Helichrysum sphaeroideum

Scientific classification
- Kingdom: Plantae
- Clade: Tracheophytes
- Clade: Angiosperms
- Clade: Eudicots
- Clade: Asterids
- Order: Asterales
- Family: Asteraceae
- Genus: Helichrysum
- Species: H. sphaeroideum
- Binomial name: Helichrysum sphaeroideum Moeser (1910)

= Helichrysum sphaeroideum =

- Genus: Helichrysum
- Species: sphaeroideum
- Authority: Moeser (1910)

South African plant species

Helichrysum sphaeroideum is a species of flowering plant in family Asteraceae. It is native to the Cape Provinces of South Africa.

== Description ==
This straggling subshrub grow to be up to 60 cm tall. Slender branches grow from the base and often tangle together. They are covered with thin, white felt-like hairs. The leaves are oval or elongated ovals. They are white felted beneath and hairless above.

Flowers are most common in December and January, but may be present between September and February. The flower heads are disc shaped with few to many growing in dense terminal clusters. The inner bracts spread above the white flowers. The tips of the petals way be tinged reddish or pink. Each flower has eight to thirty florets. The ovaries are hairy.

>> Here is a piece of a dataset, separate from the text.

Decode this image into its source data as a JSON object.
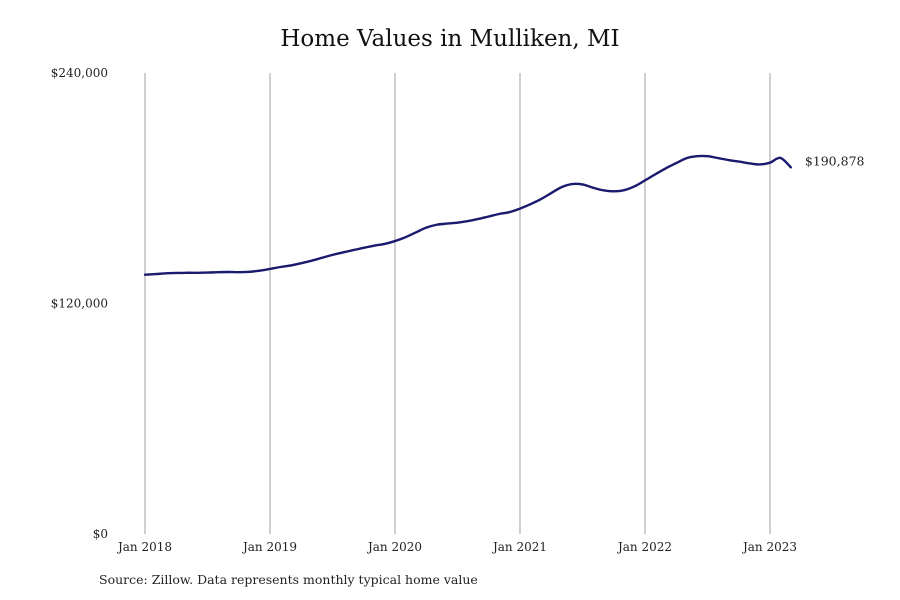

== Distribution and habitat ==
This species grows on the Cape mountains of South Africa. It ranges from Tulbagh and Paarl to Groot Swartberg, north of Calitzdorp. It prefers damp sandstone slopes, usually growing in more sheltered areas such as gullies and ravines.

== Conservation ==
This species is considered to be of least concern by the South African National Biodiversity Institute.